Als ich angefangen habe, mich mehr mit Politik zu beschäftigen, habe ich gemerkt: Es gibt zwar Leute, die sich für die Bedürfnisse von Migranten einsetzen, aber die werden zu wenig unterstützt. Jede Partei spricht über die doppelte Staatsbürgerschaft für Türken - aber am Schluss kommt eh nichts dabei raus. Es gibt viele Menschen, die Probleme bei der Einbürgerung haben. Das soll besser werden.

"Das ist für mich fast wie Fußball"

Bojan Sarenac lebt seit fast 15 Jahren in Deutschland. 1999, als die Nato das ehemalige Jugoslawien bombardierte, verließ er seine Heimat. Der 35-Jährige lebt heute in Köln. Der studierte Medienwissenschaftler arbeitet als Übersetzer und Webdesigner. 2010, ein Jahr nach der letzten Bundestagswahl, hat er die deutsche Staatsbürgerschaft erhalten.

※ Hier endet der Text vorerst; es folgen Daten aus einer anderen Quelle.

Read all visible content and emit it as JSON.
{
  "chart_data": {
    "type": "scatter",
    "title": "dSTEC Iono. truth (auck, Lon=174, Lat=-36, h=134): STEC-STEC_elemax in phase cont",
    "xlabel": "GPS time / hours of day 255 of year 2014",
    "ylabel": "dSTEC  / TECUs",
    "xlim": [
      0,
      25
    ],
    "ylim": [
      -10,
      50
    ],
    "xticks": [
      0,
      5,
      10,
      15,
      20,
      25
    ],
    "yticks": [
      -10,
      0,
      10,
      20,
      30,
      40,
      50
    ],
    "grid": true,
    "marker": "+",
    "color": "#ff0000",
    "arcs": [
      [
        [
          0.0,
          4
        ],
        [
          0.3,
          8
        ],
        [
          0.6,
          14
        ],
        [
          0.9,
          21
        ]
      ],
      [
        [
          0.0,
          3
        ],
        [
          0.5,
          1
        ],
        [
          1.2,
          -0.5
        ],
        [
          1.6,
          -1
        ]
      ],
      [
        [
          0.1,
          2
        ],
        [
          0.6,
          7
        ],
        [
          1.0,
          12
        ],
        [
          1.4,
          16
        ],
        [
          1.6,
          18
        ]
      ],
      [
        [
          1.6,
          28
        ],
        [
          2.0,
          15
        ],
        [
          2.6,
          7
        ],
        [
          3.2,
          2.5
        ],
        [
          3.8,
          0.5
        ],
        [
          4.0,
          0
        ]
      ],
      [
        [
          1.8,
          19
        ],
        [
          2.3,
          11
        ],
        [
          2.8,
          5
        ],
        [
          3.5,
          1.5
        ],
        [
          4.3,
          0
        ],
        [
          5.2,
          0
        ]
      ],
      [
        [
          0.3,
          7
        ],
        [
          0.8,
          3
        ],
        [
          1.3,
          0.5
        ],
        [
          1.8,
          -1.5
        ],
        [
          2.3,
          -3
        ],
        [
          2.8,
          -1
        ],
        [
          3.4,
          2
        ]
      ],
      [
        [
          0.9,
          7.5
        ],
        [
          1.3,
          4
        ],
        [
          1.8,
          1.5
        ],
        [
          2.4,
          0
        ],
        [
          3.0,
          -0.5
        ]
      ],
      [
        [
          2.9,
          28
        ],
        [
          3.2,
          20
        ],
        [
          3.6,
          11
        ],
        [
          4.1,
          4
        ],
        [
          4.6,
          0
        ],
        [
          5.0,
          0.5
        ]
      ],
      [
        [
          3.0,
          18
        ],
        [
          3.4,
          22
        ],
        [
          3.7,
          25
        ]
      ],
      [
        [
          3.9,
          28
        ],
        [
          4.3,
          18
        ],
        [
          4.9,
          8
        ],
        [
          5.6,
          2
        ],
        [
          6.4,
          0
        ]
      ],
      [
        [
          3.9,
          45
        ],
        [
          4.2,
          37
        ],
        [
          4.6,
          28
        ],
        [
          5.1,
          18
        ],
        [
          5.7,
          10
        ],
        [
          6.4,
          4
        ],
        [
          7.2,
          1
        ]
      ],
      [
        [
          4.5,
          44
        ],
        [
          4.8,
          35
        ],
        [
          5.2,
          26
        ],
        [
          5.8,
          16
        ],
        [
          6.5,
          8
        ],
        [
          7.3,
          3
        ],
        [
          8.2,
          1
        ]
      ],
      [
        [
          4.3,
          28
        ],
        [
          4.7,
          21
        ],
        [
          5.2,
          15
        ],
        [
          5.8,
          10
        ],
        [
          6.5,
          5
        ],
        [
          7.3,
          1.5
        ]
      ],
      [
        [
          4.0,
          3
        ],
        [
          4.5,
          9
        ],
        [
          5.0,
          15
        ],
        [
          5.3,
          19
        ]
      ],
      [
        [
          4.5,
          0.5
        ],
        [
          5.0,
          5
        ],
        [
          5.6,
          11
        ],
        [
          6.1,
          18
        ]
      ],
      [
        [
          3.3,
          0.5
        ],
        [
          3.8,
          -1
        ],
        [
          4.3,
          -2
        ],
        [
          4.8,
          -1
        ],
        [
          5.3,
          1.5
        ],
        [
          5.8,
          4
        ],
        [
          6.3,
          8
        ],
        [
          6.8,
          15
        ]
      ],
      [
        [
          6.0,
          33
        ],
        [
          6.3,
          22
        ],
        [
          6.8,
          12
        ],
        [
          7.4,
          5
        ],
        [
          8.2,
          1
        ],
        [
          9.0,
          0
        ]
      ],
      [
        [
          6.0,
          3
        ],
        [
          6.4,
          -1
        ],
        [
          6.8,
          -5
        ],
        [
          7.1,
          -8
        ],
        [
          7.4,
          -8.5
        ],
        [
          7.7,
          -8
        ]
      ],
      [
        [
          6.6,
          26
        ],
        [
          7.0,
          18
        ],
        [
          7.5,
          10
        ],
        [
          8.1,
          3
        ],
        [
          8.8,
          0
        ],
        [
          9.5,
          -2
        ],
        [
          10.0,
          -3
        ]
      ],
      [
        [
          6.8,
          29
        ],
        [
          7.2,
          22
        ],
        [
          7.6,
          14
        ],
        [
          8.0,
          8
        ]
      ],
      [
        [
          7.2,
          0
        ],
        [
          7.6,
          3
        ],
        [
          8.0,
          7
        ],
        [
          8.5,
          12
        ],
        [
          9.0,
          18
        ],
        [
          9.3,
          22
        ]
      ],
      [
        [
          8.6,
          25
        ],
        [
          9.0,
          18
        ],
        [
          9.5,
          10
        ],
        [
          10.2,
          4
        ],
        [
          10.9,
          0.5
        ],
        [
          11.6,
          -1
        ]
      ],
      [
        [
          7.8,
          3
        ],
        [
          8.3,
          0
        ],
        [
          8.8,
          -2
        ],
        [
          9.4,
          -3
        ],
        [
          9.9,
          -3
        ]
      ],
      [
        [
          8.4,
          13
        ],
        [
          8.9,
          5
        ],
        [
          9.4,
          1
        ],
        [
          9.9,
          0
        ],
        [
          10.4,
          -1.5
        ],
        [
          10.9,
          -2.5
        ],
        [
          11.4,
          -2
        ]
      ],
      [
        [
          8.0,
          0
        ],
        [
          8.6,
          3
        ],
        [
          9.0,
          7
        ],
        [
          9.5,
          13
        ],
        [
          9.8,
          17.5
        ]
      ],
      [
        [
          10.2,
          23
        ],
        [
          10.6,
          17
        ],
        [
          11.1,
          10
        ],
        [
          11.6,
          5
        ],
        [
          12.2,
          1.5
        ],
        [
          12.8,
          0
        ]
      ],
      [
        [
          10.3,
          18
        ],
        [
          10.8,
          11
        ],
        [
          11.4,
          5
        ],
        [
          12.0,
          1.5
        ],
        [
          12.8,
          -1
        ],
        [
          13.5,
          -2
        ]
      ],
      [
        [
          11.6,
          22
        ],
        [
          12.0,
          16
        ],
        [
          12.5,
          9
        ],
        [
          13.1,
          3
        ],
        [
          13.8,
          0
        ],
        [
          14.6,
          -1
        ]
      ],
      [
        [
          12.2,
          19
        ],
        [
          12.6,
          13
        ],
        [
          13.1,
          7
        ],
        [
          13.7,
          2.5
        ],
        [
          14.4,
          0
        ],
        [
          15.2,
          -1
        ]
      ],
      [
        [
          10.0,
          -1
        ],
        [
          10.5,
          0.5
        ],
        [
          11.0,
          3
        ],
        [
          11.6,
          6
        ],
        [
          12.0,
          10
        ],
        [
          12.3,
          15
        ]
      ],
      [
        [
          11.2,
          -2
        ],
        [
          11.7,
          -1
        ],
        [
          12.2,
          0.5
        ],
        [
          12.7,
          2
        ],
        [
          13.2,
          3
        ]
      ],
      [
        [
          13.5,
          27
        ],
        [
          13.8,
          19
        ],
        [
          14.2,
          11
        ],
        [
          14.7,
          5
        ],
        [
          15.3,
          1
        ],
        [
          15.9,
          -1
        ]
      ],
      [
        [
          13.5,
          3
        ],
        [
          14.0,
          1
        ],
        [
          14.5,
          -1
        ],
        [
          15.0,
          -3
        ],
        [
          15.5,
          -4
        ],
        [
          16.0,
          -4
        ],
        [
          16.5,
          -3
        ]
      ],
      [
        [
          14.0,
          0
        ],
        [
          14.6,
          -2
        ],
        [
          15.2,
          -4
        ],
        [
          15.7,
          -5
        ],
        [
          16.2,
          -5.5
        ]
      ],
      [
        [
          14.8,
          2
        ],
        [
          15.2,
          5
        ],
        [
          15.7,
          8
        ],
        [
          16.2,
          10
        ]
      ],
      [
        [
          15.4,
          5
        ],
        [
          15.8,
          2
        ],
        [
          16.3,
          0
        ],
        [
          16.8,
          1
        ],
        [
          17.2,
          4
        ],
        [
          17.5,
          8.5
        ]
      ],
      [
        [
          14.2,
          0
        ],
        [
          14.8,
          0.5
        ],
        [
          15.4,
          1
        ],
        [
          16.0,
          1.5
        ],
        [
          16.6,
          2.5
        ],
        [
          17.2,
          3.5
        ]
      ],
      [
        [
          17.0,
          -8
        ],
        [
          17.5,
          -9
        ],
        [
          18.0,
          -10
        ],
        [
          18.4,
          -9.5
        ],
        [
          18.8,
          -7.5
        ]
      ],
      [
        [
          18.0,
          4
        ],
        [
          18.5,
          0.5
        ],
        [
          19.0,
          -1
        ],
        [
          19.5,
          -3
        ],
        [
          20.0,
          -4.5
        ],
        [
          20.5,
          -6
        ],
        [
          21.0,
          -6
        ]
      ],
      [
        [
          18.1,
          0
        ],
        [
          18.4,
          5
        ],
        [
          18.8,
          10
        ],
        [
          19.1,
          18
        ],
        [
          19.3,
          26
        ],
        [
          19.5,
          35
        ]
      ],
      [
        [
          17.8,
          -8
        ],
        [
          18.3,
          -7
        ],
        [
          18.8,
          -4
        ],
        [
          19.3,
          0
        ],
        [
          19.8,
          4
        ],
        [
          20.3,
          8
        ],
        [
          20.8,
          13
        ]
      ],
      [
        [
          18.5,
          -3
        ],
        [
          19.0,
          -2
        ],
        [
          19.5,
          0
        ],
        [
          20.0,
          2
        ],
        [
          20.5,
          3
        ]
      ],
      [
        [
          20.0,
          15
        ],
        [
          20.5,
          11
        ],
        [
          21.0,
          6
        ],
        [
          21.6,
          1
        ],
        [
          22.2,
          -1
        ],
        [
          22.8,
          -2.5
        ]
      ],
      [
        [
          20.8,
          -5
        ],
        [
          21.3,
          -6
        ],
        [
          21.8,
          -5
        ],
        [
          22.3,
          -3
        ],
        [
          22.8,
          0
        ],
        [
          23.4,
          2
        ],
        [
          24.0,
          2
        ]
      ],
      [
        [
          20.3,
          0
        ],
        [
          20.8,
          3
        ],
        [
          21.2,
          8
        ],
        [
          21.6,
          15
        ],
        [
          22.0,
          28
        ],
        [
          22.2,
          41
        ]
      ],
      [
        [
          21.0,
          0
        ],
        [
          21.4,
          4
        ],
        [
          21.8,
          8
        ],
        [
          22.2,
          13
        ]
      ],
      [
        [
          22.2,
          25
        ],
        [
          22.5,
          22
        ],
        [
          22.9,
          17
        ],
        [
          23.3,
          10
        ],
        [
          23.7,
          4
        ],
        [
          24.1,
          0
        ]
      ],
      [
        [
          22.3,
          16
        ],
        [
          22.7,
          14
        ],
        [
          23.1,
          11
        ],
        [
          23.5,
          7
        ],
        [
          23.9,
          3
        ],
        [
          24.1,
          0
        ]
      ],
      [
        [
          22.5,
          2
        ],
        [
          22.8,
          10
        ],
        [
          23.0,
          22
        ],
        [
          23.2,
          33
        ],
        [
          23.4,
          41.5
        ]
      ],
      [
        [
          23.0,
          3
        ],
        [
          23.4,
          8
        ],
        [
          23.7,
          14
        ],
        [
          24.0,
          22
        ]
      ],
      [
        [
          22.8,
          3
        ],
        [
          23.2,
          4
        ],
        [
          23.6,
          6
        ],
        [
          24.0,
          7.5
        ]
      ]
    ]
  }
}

Ich freue mich darauf, das erste Mal bei einer Bundestagswahl meine Stimme abgeben zu dürfen. Das ist für mich fast wie Fußball. Ich liebe Politik, wenn es gute Diskussionen gibt. Leider ist das zur Zeit nicht so. Am Wahlabend werde ich trotzdem mitfiebern. Es war ziemlich schwierig für mich, die deutsche Staatsbürgerschaft zu bekommen. Das hat fast zwei Jahre gedauert. Ich sollte zuerst die serbische Staatsbürgerschaft ablegen - das ging aber nicht, weil ich in meinem Heimatland keinen Wehrdienst geleistet hatte. Also bekam ich einen erschreckenden Brief aus Köln: vier Seiten, in denen man mir erklärte, dass es doch zumutbar wäre, den Wehrdienst in Serbien zu leisten. Ich versuchte es noch einmal bei den Behörden in Münster, das hat dann geklappt.

Der einzige Unterschied ist jetzt eigentlich, dass ich wählen darf. Aber es geht auch um das Emotionale, die Sicherheit, ich bin jetzt in einem Rechtsstaat. In meiner Heimat habe ich noch nicht gewählt, auch nach meiner Flucht nicht. Von Deutschland aus wollte ich mich nicht einmischen, vielleicht auch weil ich enttäuscht war. Ich verfolge aber, was in Serbien passiert. Dort reden die Menschen mehr über Politik und es wird einiges aufgedeckt: Korruption, Kriminalität. Das stört mich hier, die Verbindung zwischen Wirtschaft und Politik wird kaum beachtet und man erfährt so wenig darüber.

Die politische Berichterstattung verfolge ich sehr stark, das ist fast wie ein Hobby für mich. Vom Wahlkampf merkt man gerade nicht viel. Ich überfliege die Wahlprogramme der wichtigsten Parteien, habe aber nicht zu jedem Thema eine klare Meinung. Ironischer Weise war ich vor ein paar Jahren engagierter als heute. 2002 zum Beispiel, als ich noch nicht wählen durfte, da habe ich sehr für eine Partei geworben - und viele Leute überzeugt. Da wollte ich etwas verändern. Dieses Mal habe ich niemanden überzeugt. Das hat wahrscheinlich mit der allgemeinen Resignation zu tun.

Ich werde die Partei wählen, für die der Mensch im Mittelpunkt steht. Wer ist human? Wer schätzt den Menschen? Danach treffe ich meine Entscheidung. Für die Zeit nach der Wahl bin ich skeptisch. Ich hoffe, dass sich Deutschland stabilisiert und die Spaltung innerhalb der Gesellschaft nicht noch größer wird.